For almost 30 years, it has been legal practice for people to be given some sort of financial dowry for emotional concepts such as "loss of companionship" and "emotional distress" when their human companions have been killed. But in the eyes of the court, pets have never held the same value.
"There has always been a way to value human life through the jury," says Geordie Duckler, the attorney representing Brock. "I don't see the difference between human and animal value." This past June, an Oregon judge agreed and allowed the novel concept to stand. For the first time in the nation, a case recognizing the emotional value between owner and pet is going to trial.

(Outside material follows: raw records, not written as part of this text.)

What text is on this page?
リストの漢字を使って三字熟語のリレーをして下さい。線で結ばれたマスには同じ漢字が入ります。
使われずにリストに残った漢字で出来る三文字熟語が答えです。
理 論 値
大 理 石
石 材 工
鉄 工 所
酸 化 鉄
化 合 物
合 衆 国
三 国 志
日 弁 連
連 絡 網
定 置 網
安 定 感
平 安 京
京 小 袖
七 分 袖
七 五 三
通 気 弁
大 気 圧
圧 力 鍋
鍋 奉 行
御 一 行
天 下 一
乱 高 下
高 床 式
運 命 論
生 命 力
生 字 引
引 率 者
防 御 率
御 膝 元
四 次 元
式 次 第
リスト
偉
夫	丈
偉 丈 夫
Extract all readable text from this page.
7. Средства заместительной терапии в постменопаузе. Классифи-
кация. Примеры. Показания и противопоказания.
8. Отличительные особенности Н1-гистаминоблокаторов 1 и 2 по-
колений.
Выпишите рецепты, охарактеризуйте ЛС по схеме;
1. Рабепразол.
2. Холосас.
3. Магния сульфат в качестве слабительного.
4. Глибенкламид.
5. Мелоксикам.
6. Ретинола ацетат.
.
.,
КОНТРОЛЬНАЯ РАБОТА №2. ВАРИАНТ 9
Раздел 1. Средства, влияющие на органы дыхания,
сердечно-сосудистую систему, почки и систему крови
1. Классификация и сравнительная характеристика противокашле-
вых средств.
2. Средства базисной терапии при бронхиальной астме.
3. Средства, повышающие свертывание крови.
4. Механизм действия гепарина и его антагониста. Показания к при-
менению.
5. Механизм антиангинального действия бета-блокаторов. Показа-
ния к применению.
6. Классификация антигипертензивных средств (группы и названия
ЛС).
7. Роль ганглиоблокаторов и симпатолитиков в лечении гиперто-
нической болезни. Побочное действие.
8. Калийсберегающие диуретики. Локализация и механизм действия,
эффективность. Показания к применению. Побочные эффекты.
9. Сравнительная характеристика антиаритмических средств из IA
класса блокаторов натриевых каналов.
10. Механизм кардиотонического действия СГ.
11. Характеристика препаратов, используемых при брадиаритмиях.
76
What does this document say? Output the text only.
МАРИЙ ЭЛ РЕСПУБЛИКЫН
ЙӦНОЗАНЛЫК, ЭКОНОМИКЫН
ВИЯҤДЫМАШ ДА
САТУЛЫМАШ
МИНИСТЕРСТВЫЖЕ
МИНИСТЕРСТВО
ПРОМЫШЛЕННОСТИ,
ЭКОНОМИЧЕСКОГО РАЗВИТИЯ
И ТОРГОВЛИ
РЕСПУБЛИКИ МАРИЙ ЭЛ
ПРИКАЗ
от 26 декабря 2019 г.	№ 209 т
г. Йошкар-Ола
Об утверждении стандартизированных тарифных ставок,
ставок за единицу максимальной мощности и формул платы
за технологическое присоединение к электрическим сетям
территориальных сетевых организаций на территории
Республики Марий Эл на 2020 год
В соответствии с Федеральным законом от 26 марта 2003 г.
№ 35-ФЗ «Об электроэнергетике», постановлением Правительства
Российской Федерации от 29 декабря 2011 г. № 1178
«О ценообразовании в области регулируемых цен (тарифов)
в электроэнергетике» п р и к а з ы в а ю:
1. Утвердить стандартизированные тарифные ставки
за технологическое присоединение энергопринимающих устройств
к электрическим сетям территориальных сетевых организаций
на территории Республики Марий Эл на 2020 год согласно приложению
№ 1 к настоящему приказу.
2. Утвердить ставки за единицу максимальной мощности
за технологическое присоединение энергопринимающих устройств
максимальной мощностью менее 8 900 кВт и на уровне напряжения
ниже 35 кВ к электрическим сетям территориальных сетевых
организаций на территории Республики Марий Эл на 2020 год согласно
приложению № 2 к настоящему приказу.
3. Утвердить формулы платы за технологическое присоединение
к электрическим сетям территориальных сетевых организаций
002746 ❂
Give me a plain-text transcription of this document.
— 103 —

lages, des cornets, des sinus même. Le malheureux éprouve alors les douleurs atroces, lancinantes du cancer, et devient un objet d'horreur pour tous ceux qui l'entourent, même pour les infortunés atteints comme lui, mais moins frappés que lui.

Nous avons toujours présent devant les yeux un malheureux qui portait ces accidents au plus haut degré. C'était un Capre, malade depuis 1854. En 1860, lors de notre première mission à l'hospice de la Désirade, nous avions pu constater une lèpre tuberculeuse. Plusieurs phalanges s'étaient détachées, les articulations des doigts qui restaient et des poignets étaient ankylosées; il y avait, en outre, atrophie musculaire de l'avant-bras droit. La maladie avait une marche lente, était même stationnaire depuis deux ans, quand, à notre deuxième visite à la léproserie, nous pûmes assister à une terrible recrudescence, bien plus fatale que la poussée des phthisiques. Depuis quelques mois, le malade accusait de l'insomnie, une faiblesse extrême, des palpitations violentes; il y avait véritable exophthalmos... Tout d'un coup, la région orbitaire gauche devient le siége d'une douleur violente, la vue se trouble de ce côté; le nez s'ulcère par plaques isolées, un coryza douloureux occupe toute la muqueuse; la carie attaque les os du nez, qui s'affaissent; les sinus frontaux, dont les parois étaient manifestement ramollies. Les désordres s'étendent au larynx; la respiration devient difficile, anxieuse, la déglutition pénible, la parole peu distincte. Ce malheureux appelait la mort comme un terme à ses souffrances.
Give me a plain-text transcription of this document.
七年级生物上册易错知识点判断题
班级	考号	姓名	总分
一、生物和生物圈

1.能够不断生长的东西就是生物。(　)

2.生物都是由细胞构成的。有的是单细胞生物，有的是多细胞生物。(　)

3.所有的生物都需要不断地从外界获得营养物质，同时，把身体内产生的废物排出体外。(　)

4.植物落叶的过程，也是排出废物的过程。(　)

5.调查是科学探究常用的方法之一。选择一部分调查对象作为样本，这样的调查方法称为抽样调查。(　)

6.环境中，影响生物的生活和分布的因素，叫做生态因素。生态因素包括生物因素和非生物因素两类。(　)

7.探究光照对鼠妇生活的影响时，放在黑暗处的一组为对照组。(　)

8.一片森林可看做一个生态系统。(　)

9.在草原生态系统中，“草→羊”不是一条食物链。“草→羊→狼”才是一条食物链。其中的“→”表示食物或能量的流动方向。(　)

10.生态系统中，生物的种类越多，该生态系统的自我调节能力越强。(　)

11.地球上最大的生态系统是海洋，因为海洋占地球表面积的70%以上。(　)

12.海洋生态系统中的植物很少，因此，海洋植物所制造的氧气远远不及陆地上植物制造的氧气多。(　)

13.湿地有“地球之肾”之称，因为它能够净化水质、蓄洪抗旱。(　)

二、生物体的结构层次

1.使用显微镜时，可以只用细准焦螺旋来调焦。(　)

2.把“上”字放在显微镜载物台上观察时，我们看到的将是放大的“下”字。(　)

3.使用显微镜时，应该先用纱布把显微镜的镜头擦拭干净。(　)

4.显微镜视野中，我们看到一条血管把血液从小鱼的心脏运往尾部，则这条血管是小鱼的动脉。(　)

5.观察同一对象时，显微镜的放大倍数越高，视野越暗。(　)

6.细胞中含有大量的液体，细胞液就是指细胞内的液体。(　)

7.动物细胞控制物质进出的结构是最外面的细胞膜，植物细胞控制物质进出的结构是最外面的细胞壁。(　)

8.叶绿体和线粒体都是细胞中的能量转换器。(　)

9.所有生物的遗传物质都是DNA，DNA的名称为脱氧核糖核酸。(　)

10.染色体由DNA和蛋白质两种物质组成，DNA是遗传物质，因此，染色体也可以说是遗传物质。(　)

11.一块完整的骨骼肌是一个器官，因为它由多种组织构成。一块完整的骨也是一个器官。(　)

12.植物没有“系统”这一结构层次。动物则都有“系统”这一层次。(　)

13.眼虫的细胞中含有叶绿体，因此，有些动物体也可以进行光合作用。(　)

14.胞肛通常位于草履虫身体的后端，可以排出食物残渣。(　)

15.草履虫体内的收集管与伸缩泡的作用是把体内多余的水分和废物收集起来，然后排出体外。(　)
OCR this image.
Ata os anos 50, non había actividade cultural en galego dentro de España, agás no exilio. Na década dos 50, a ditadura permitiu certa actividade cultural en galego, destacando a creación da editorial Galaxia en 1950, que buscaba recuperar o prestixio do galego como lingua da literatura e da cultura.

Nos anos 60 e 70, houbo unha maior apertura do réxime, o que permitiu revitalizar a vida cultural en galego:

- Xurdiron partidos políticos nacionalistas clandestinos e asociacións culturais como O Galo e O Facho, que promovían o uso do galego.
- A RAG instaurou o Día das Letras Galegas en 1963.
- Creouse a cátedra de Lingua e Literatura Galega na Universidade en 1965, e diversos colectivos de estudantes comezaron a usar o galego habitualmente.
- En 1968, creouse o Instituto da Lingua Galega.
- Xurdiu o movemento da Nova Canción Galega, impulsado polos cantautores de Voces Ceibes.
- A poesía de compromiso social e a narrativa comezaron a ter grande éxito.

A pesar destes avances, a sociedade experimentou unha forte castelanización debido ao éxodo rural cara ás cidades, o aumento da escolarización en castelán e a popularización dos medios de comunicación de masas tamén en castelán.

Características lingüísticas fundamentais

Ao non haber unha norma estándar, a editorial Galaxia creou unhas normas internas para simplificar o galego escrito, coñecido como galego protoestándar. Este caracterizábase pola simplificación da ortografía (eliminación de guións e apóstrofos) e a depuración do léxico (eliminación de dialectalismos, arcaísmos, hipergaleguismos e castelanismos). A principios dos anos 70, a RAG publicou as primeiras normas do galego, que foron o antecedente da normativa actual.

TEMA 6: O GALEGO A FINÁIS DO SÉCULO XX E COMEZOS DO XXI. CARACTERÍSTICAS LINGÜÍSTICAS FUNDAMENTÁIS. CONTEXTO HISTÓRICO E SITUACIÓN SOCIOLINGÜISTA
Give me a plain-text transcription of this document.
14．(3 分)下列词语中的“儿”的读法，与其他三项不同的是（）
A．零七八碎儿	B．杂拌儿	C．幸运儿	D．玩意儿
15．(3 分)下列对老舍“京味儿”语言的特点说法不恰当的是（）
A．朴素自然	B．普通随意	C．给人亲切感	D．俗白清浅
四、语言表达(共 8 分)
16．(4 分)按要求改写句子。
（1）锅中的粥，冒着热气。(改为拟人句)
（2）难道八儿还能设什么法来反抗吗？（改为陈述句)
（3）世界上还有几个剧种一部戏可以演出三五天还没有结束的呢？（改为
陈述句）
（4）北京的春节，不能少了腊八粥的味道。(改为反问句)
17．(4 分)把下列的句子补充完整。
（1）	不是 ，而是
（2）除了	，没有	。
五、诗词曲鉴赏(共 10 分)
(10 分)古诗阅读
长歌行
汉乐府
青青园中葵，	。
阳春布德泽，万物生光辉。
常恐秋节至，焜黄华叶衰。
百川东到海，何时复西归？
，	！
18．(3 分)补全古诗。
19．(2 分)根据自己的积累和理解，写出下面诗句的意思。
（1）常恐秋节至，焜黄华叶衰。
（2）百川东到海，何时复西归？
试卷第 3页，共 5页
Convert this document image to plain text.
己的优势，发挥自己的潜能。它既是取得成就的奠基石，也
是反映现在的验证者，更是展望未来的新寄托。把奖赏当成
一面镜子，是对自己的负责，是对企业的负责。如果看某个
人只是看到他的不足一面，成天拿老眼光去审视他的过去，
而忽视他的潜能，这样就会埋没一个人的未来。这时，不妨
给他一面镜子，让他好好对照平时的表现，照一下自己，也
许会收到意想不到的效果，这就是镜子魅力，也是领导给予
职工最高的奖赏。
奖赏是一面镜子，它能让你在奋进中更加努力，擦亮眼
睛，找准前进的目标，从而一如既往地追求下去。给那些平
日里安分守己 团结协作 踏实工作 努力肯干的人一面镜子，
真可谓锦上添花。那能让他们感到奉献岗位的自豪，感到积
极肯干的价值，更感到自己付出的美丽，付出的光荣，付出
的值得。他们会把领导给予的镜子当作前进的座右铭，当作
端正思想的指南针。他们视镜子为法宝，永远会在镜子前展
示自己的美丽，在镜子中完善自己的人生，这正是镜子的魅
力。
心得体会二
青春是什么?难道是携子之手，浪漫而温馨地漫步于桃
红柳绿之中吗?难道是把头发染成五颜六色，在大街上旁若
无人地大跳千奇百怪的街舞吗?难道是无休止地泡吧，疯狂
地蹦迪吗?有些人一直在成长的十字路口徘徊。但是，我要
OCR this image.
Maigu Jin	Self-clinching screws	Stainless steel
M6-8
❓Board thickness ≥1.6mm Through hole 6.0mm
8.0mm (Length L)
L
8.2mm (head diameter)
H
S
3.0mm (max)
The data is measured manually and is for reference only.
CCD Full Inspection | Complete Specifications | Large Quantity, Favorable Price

Slowly, the concept of animal torts is gaining legal footing. Last May, Tennessee passed the legislation to provide for non-economic damage. In Oregon, The Animal Legal Defense Fund proposed a similar bill (SB 166), but it failed.
Even so, Duckler, who testified on behalf of the bill, believes that Oregon can become a leader for animal torts and is optimistic about future changes to the law here. "The community, public, and even the judges are very sympathetic to animal owners because many of them can understand the bond that develops between an animal and its owner from their own experiences as pet owners," he says.
On Friday and Saturday, Northwestern School of Law at Lewis and Clark will host its annual Animal Law Conference. Lectures will include information about compensation for killed pets as well as a variety of topics from humane slaughter to the animal rights movement.